Initially, the High Court scheduled the main hearing for August-October 2027, but by decision of 15 April 2025 changed this to 12 court days in March-April 2027, with the judgment expected to be delivered on 12 April 2027. In addition, the High Court ordered that the defendants were to be held in pre-trial detention pending judgment in the appeal proceedings.

T1 and T2 brought the High Court’s scheduling decision before the Supreme Court, claiming, among other things, that it infringed their right to a hearing within a reasonable time under Article 6(1) of the European Convention on Human Rights. 

The Supreme Court stated, among other things, that, pursuant to section 843a of the Danish Administration of Justice Act, a court of law must advance the proceedings as fast as required and possible considering the nature of the case to ensure that the proceedings may be completed within a reasonable time. The main hearing must be conducted as fast as possible if the defendant has been remanded in custody.

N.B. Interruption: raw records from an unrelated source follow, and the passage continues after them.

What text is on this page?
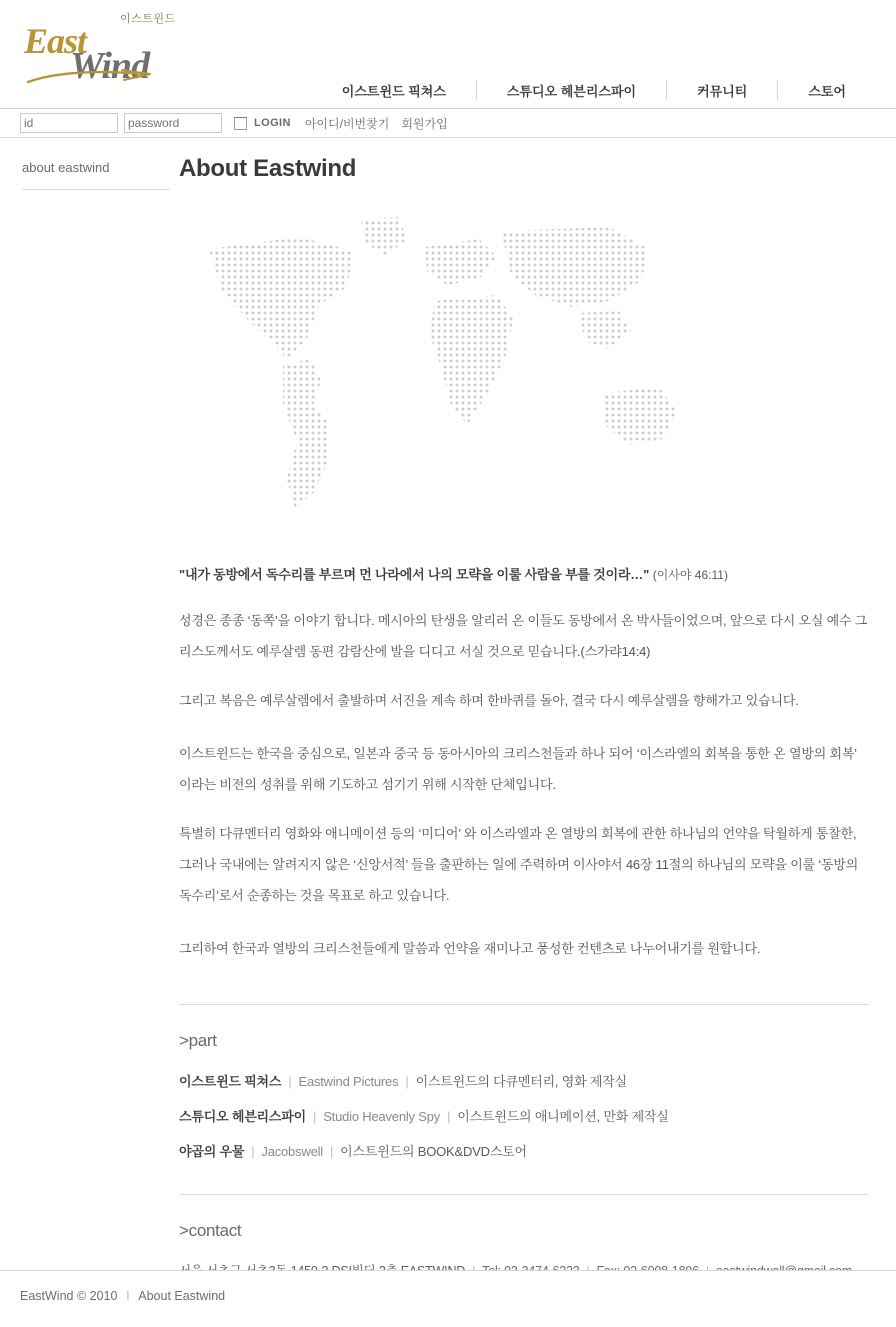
이스트윈드
East
Wind
이스트윈드 픽쳐스	스튜디오 헤븐리스파이	커뮤니티	스토어
id
password
LOGIN 아이디/비번찾기 회원가입
about eastwind	About Eastwind
"내가 동방에서 독수리를 부르며 먼 나라에서 나의 모략을 이룰 사람을 부를 것이라…" (이사야 46:11)

성경은 종종 ‘동쪽’을 이야기 합니다. 메시아의 탄생을 알리러 온 이들도 동방에서 온 박사들이었으며, 앞으로 다시 오실 예수 그리스도께서도 예루살렘 동편 감람산에 발을 디디고 서실 것으로 믿습니다.(스가랴14:4)

그리고 복음은 예루살렘에서 출발하며 서진을 계속 하며 한바퀴를 돌아, 결국 다시 예루살렘을 향해가고 있습니다.

이스트윈드는 한국을 중심으로, 일본과 중국 등 동아시아의 크리스천들과 하나 되어 ‘이스라엘의 회복을 통한 온 열방의 회복’ 이라는 비전의 성취를 위해 기도하고 섬기기 위해 시작한 단체입니다.

특별히 다큐멘터리 영화와 애니메이션 등의 ‘미디어’ 와 이스라엘과 온 열방의 회복에 관한 하나님의 언약을 탁월하게 통찰한, 그러나 국내에는 알려지지 않은 ‘신앙서적’ 들을 출판하는 일에 주력하며 이사야서 46장 11절의 하나님의 모략을 이룰 ‘동방의 독수리’로서 순종하는 것을 목표로 하고 있습니다.

그리하여 한국과 열방의 크리스천들에게 말씀과 언약을 재미나고 풍성한 컨텐츠로 나누어내기를 원합니다.

>part
이스트윈드 픽쳐스 | Eastwind Pictures | 이스트윈드의 다큐멘터리, 영화 제작실
스튜디오 헤븐리스파이 | Studio Heavenly Spy | 이스트윈드의 애니메이션, 만화 제작실
야곱의 우물 | Jacobswell | 이스트윈드의 BOOK&DVD스토어
>contact
EastWind © 2010 l About Eastwind
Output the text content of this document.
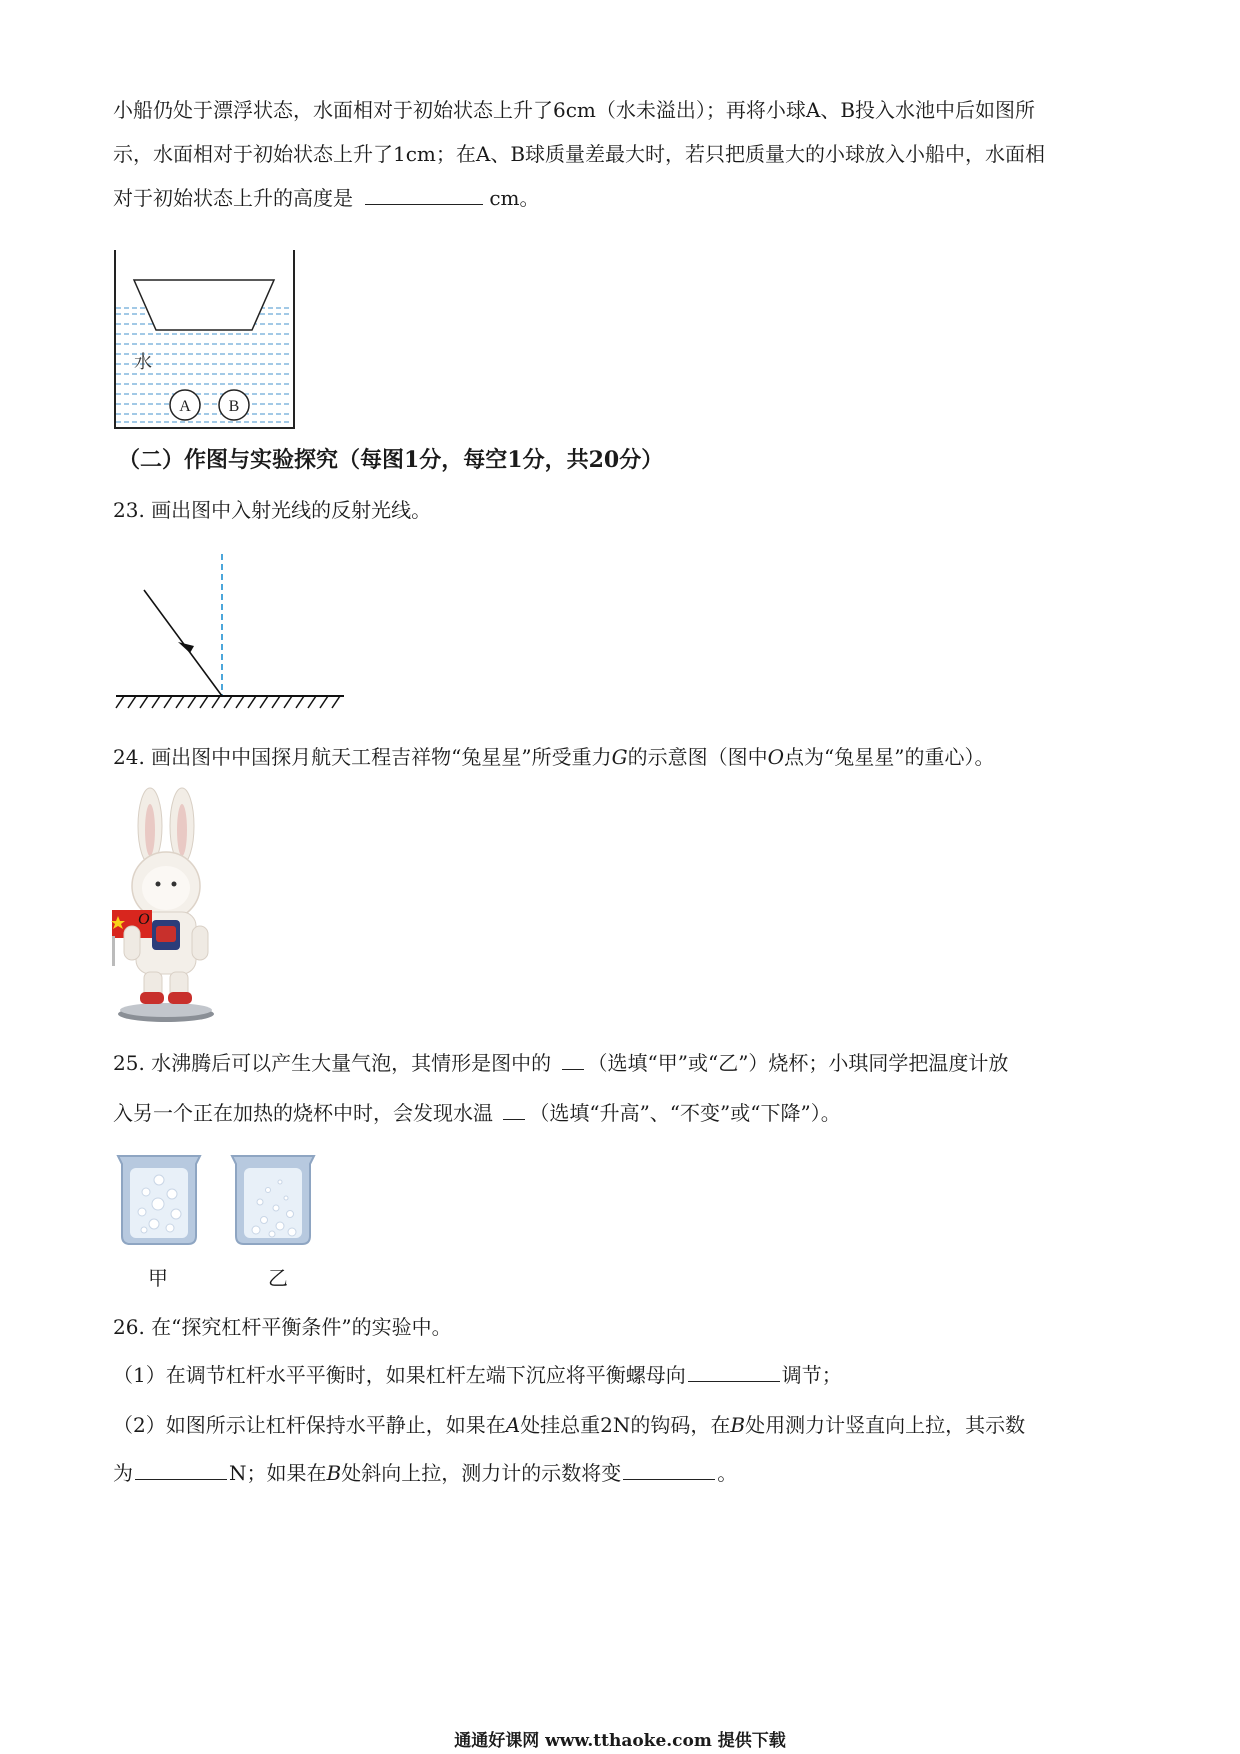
小船仍处于漂浮状态，水面相对于初始状态上升了6cm（水未溢出）；再将小球A、B投入水池中后如图所
示，水面相对于初始状态上升了1cm；在A、B球质量差最大时，若只把质量大的小球放入小船中，水面相
对于初始状态上升的高度是	cm。
水
A B
（二）作图与实验探究（每图1分，每空1分，共20分）
23. 画出图中入射光线的反射光线。
24. 画出图中中国探月航天工程吉祥物“兔星星”所受重力G的示意图（图中O点为“兔星星”的重心）。
O
25. 水沸腾后可以产生大量气泡，其情形是图中的 （选填“甲”或“乙”）烧杯；小琪同学把温度计放
入另一个正在加热的烧杯中时，会发现水温 （选填“升高”、“不变”或“下降”）。
甲	乙
26. 在“探究杠杆平衡条件”的实验中。
（1）在调节杠杆水平平衡时，如果杠杆左端下沉应将平衡螺母向	调节；
（2）如图所示让杠杆保持水平静止，如果在A处挂总重2N的钩码，在B处用测力计竖直向上拉，其示数
为	N；如果在B处斜向上拉，测力计的示数将变	。
通通好课网 www.tthaoke.com 提供下载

The Supreme Court went on to state that it had to be assumed that the High Court by its decision of 15 April 2025 to bring the hearing forward had scheduled the case so that it could be heard as soon as practically possible given the circumstances at the time of scheduling. The Court’s scheduling decision was a procedural decision that could be changed. Accordingly, as it had already done once in this case, the Court could decide to bring the main hearing further forward if the opportunity arose. 

In the present case, where the main hearing was scheduled far in the future, and where the defendants were in pre-trial detention pending judgment in the appeal proceedings, the High Court should continuously assess whether it would be possible to bring forward the main hearing.

There were no grounds to decide at this stage whether appeal hearings in March and April 2027 as scheduled would infringe their right to a hearing within a reasonable time under Article 6 of the European Convention on Human Rights, and what the consequences of this would be. This was to be decided in connection with the main hearing in the appeal proceedings.

The Supreme Court thus affirmed the High Court’s decision of 15 April 2025 on the scheduling of the main hearing in the appeal proceedings.